Samstag, 31. Januar 2015

IG Farben IQ Punx

Bionda hat mit Roth ausgemacht, dass sie zusammen studieren gehen. Germanistik und Soziologie. Das ist gut, da braucht man kein Latein. Latein, allein das Wort hört sich anstrengend an. Gleich wollen sie los, nun steht Bionda vor dem Spiegel und probiert ihr Studie-Outfit. Sie weiß gar nicht genau, wie sie als Studie aussehen will. Wohl ein bisschen unauffälliger als sonst, aber bloß nicht zu angepasst, die anderen Tussen sollen nicht denken, dass sie Angst vor ihnen hat. Eigentlich war das eine blöde Idee, Studieren. Sie traut sich das gar nicht zu, das Abi ist schon so lange her und sie weiß auch gar nicht mehr, wie sie das geschafft hat. Naja, tröstet sie sich, sie macht einfach ein hochmütiges Gesicht und sagt nichts, dann wird sie schon nicht auffallen. Jetzt klingelt es, Roth, sie sieht aus wie immer, diese grüne, türkische Pluderhose mit dem Blümchenmuster hat sie oft an. So oft, dass Bionda immer hofft, dass sie bald kaputt ist. Die sieht echt so Scheiße aus. Das Grün aus Roths Haaren ist weitgehend rausgewaschen, schimmert nur noch ein bisschen in dem Blond. Roth ist kräftig gebaut und verhält sich so burschikos, dass Bionda oft gefragt wird, ob ihre Freundin eine Lesbe ist. Meistens sieht ihr Gesicht streng und zurückweisend aus, aber wenn sie einfach nur lächelt wirkt sie mädchenhaft. Dann ist sie hübsch, aber sie tut immer so, als wenn sie das gar nicht interessiert.
Jetzt ist es Zeit, also laufen sie die wenigen Straßen zur germanistischen Fakultät. Auf dem Weg unterhalten sie sich über Alltägliches, so, als wären sie nicht aufgeregt. Sicherheitshalber haben sie alle Kurse zusammen belegt, im nächsten Semester können sie sich ja trennen.
In dem Seminar ist alles gar nicht mehr so beängstigend, wie Bionda es sich vorher vorgestellt hat. Die Mädels, es sind fast alles Mädels, sehen völlig normal aus, jedenfalls nicht herausragend intelligent.
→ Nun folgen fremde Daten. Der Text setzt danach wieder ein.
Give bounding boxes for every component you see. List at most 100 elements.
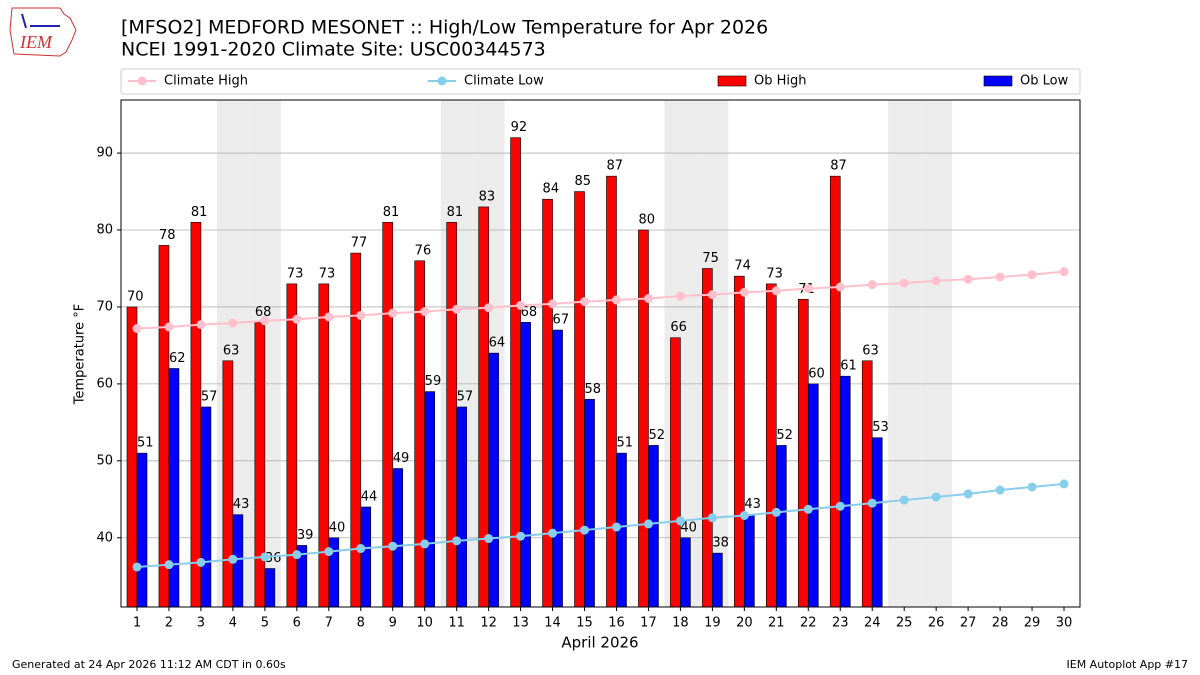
climate-marker	[611, 295, 621, 305]
climate-marker	[1027, 270, 1037, 280]
x-tick-label: 1	[133, 616, 141, 631]
bar-value-label: 57	[201, 389, 218, 404]
bar-value-label: 57	[457, 389, 474, 404]
bar-value-label: 70	[127, 289, 144, 304]
climate-marker	[963, 274, 973, 284]
bar-value-label: 87	[606, 159, 623, 174]
legend-marker	[137, 76, 147, 86]
climate-marker	[899, 278, 909, 288]
footer-left: Generated at 24 Apr 2026 11:12 AM CDT in…	[12, 658, 286, 671]
bar	[446, 222, 457, 608]
bar	[871, 437, 883, 608]
bar	[766, 283, 777, 608]
bar-value-label: 67	[553, 313, 570, 328]
climate-marker	[1059, 267, 1069, 277]
bar-value-label: 68	[255, 305, 272, 320]
climate-marker	[931, 492, 941, 502]
x-tick-label: 15	[576, 616, 593, 631]
x-tick-label: 19	[704, 616, 721, 631]
bar	[734, 275, 745, 608]
bar	[136, 452, 148, 608]
climate-marker	[963, 489, 973, 499]
bar	[158, 245, 170, 608]
bar-value-label: 44	[361, 489, 378, 504]
climate-marker	[324, 547, 334, 557]
climate-marker	[356, 544, 366, 554]
x-tick-label: 10	[416, 616, 433, 631]
x-tick-label: 26	[928, 616, 945, 631]
legend-swatch	[717, 75, 747, 87]
climate-marker	[260, 552, 270, 562]
climate-marker	[388, 308, 398, 318]
climate-marker	[324, 312, 334, 322]
climate-marker	[356, 310, 366, 320]
climate-marker	[292, 550, 302, 560]
legend-marker	[437, 76, 447, 86]
x-tick-label: 24	[864, 616, 881, 631]
climate-marker	[484, 534, 494, 544]
bar	[424, 391, 435, 608]
climate-marker	[164, 322, 174, 332]
climate-marker	[675, 516, 685, 526]
x-tick-label: 8	[357, 616, 365, 631]
bar-value-label: 51	[616, 436, 633, 451]
logo-text: IEM	[19, 32, 53, 52]
climate-marker	[484, 303, 494, 313]
x-tick-label: 23	[832, 616, 849, 631]
bar-value-label: 81	[191, 205, 208, 220]
bar-value-label: 60	[808, 366, 825, 381]
bar	[520, 322, 531, 608]
bar	[584, 398, 595, 608]
climate-marker	[1059, 479, 1069, 489]
climate-marker	[196, 557, 206, 567]
bar	[456, 406, 467, 608]
x-tick-label: 12	[480, 616, 497, 631]
bar	[861, 360, 873, 608]
climate-marker	[867, 498, 877, 508]
bar-value-label: 43	[233, 497, 250, 512]
bar	[190, 222, 202, 608]
plot-frame	[120, 99, 1081, 608]
legend-label: Climate High	[164, 74, 248, 89]
climate-marker	[739, 287, 749, 297]
bar-value-label: 74	[734, 259, 751, 274]
bar-value-label: 66	[670, 320, 687, 335]
bar-value-label: 73	[287, 266, 304, 281]
x-tick-label: 6	[293, 616, 301, 631]
bar	[254, 322, 266, 608]
x-tick-label: 20	[736, 616, 753, 631]
x-tick-label: 27	[960, 616, 977, 631]
climate-marker	[771, 286, 781, 296]
bar-value-label: 52	[648, 428, 665, 443]
bar	[392, 468, 404, 608]
climate-marker	[803, 283, 813, 293]
bar	[807, 383, 819, 608]
climate-marker	[292, 314, 302, 324]
climate-marker	[516, 531, 526, 541]
bar	[350, 252, 362, 608]
x-tick-label: 30	[1056, 616, 1073, 631]
logo-icon	[21, 13, 27, 29]
climate-marker	[675, 291, 685, 301]
bar-value-label: 77	[351, 236, 368, 251]
bar-value-label: 61	[840, 359, 857, 374]
climate-marker	[1027, 482, 1037, 492]
climate-marker	[835, 282, 845, 292]
x-tick-label: 11	[448, 616, 465, 631]
climate-marker	[164, 560, 174, 570]
bar-value-label: 40	[329, 520, 346, 535]
y-tick-label: 80	[96, 223, 113, 238]
climate-marker	[771, 507, 781, 517]
x-tick-label: 21	[768, 616, 785, 631]
logo: IEM	[9, 7, 77, 57]
bar	[680, 537, 691, 608]
climate-marker	[643, 519, 653, 529]
bar	[222, 360, 234, 608]
bar	[478, 206, 489, 608]
x-tick-label: 16	[608, 616, 625, 631]
bar-value-label: 81	[447, 205, 464, 220]
y-tick-label: 90	[96, 146, 113, 161]
bar-value-label: 49	[393, 451, 410, 466]
y-tick-label: 50	[96, 453, 113, 468]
Vielleicht kann Bionda ja doch mithalten. Aber das Thema..hmm..war das eine gute Idee? „Migrationstexte- eine fünfte deutsche Literatur?“ Die vorliegenden Texte erscheinen Bionda so flach und banal, sind sie das oder versteht Bionda mal wieder nur die Hälfte. Da fand sie „Abschied von den Eltern“ von Peter Weiß schon interessanter, das mussten sie zur Vorbereitung auf ein Pflichtseminar, „Analytische Literaturwissenschaft“, lesen. Naja, ihre Eltern sind noch recht jung, aber trotzdem war die Geschichte ganz spannend.
 „Was bedeutet Gruppe 47?“ Bionda schreckt aus ihren Gedanken auf. Die Frage kam von Roth. Ist das peinlich!!! Der Dozent hatte gerade die Migrationsliteratur mit der Nachkriegsliteratur verglichen und deswegen die Gruppe 47 erwähnt. Roth kennt die nicht, also, kann ja mal passieren, aber da hält man doch den Mund! Bionda versucht sich neben Roth wegzuzaubern. Der Dozent reagiert ganz neutral und gibt in wenigen Sätzen einen guten Überblick, wer alles zur Gruppe gehört hat und was sie ausmacht. So profitiert auch Bionda, sie wusste nur Gruppe 47= Max von der Grün. Trotzdem plant sie im nächsten Semester ihre Kurse alleine zu belegen, Roth ist mit ihrer Offenheit einfach zu peinlich.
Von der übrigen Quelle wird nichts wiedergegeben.